About Me / The Author’s Lens
A crucial component of this trip for me was openness to my own ignorance. To summarize a Zen proverb: You cannot pour tea into a full cup and, likewise, one who assumes they know everything is not open to learning anything.

A remote home on the drive from Shiprock to Cortez. Photo by James Martin.
Observing the challenges of providing care and living in the desert, combined with the disproportionate hardships that have affected indigenous people, has solidified for me the importance of reflecting upon the formative privileges and opportunities (or lack thereof) that shaped the lenses through which I observe myself, others and all aspects of this world. With the first wave of COVID, the Black Lives Matter movement and now the Navajo at Shiprock fresh in my mind, I am overwhelmed with awareness and gratitude for the life I’ve lived. How would my life experience have varied if I had been born a different sex, race, height or nationality? What if I practiced a religion different from peers, lost a sibling to drug overdose, or were wrongly imprisoned? Every part of my daily life is touched by privilege granted to me simply by “accident of birth,” good fortune and some prudent decision-making.

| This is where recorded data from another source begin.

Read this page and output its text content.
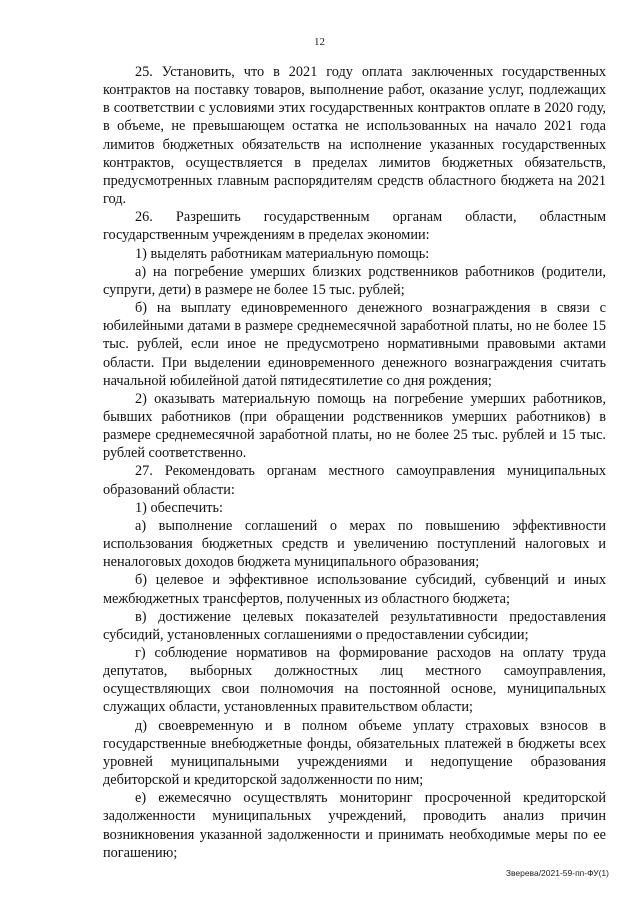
12

25. Установить, что в 2021 году оплата заключенных государственных контрактов на поставку товаров, выполнение работ, оказание услуг, подлежащих в соответствии с условиями этих государственных контрактов оплате в 2020 году, в объеме, не превышающем остатка не использованных на начало 2021 года лимитов бюджетных обязательств на исполнение указанных государственных контрактов, осуществляется в пределах лимитов бюджетных обязательств, предусмотренных главным распорядителям средств областного бюджета на 2021 год.

26. Разрешить государственным органам области, областным государственным учреждениям в пределах экономии:

1) выделять работникам материальную помощь:

а) на погребение умерших близких родственников работников (родители, супруги, дети) в размере не более 15 тыс. рублей;

б) на выплату единовременного денежного вознаграждения в связи с юбилейными датами в размере среднемесячной заработной платы, но не более 15 тыс. рублей, если иное не предусмотрено нормативными правовыми актами области. При выделении единовременного денежного вознаграждения считать начальной юбилейной датой пятидесятилетие со дня рождения;

2) оказывать материальную помощь на погребение умерших работников, бывших работников (при обращении родственников умерших работников) в размере среднемесячной заработной платы, но не более 25 тыс. рублей и 15 тыс. рублей соответственно.

27. Рекомендовать органам местного самоуправления муниципальных образований области:

1) обеспечить:

а) выполнение соглашений о мерах по повышению эффективности использования бюджетных средств и увеличению поступлений налоговых и неналоговых доходов бюджета муниципального образования;

б) целевое и эффективное использование субсидий, субвенций и иных межбюджетных трансфертов, полученных из областного бюджета;

в) достижение целевых показателей результативности предоставления субсидий, установленных соглашениями о предоставлении субсидии;

г) соблюдение нормативов на формирование расходов на оплату труда депутатов, выборных должностных лиц местного самоуправления, осуществляющих свои полномочия на постоянной основе, муниципальных служащих области, установленных правительством области;

д) своевременную и в полном объеме уплату страховых взносов в государственные внебюджетные фонды, обязательных платежей в бюджеты всех уровней муниципальными учреждениями и недопущение образования дебиторской и кредиторской задолженности по ним;

е) ежемесячно осуществлять мониторинг просроченной кредиторской задолженности муниципальных учреждений, проводить анализ причин возникновения указанной задолженности и принимать необходимые меры по ее погашению;

Зверева/2021-59-пп-ФУ(1)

I am a queer, cis-gendered, gay, white man who works as a medical professional in the Northeast, where I was born and raised by educated, middle-class parents. As I was taught from childhood, and as I know to be right, I treat others with respect and kindness and advocate for the sick, the dying and the underprivileged. With the help and guidance of a supportive family, I attended in-state university on academic scholarship and started my career as a nurse near home. I learned more about health as part of my professional development and enthusiastically pursue my growth despite being part of a community affected by significant health disparities and barriers to culturally competent care. As I grew in my professional practice, I sought opportunities to mirror this growth in all facets of my life, relocated to Boston and joined a team that provides some of the best health care available anywhere in the world. Along the way, I have tried to heal past wounds and treat others as I would like to be treated — investments I hope will mature into a better tomorrow for both myself and those with whom I connect.
After nine years of nursing practice and over 30 years in the University of the Universe, it seems apparent to me that we all want essentially the same things, including: to have our basic needs met, to love and to be loved, to care for others and to be cared for in return, to be heard and seen, to meaningfully contribute to the well-being of others and to pursue what fills us with passion, free of persecution.

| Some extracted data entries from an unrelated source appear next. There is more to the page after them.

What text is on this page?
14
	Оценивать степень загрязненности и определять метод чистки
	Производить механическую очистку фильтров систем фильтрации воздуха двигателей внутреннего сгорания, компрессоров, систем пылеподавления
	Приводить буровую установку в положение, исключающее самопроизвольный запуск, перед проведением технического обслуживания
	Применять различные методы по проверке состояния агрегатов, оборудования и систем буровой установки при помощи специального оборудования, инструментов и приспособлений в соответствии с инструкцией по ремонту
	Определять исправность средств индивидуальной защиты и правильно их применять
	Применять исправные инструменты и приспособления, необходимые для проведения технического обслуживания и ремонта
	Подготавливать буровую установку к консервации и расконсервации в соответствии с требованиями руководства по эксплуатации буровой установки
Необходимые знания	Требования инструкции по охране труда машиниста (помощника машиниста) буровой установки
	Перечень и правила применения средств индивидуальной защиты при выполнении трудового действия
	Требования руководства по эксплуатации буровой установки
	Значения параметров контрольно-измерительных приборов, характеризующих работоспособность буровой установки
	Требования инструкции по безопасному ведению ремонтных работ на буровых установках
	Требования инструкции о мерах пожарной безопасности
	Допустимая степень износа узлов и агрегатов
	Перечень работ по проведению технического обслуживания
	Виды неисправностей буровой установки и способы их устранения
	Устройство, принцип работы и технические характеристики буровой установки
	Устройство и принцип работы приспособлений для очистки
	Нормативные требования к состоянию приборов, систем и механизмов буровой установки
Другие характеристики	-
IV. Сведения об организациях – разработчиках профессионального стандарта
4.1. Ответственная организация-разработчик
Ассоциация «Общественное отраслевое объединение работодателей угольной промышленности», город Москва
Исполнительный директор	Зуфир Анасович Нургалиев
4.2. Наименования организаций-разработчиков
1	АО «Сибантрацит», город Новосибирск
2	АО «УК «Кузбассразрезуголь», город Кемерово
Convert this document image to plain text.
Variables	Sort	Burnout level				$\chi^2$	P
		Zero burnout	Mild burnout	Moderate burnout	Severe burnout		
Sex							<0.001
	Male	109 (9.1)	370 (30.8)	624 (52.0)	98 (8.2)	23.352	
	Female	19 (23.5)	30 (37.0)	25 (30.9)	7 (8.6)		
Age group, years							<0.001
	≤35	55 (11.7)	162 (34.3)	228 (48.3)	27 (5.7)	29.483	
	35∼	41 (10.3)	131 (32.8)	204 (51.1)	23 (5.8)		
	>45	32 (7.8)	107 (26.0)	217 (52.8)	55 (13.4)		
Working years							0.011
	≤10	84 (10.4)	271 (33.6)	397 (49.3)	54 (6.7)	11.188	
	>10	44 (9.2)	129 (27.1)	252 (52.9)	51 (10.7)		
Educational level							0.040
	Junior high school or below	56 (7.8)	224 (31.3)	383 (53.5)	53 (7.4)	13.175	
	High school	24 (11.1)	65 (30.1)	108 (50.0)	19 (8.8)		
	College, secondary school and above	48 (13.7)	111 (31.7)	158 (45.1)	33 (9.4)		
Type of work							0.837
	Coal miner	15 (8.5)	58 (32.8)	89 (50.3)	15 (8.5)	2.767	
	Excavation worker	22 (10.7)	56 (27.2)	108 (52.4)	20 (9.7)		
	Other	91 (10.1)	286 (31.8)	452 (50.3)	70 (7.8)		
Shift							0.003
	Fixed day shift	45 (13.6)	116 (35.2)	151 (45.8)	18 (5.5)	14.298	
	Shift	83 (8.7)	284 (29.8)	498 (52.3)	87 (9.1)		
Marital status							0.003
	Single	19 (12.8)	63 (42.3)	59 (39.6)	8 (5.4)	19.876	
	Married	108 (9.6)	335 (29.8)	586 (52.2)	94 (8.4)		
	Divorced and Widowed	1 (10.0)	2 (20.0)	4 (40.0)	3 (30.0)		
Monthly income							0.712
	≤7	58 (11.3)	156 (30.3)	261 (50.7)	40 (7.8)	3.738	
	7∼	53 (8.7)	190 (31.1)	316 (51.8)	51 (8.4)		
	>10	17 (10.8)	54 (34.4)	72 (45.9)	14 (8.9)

I am sure this is not an original sentiment, so I lend my voice to harmonize with others who have already said that now, more than ever, the world needs more kindness and respect shown by all people for all people; openness to sharing our own experiences and learning about those of others; humility to admit error and to make amends; advocacy in the face of inequity; hard work toward common goals; selfless giving to others in need; self-care as a foundational component of lifestyle; and a shared love of humanity.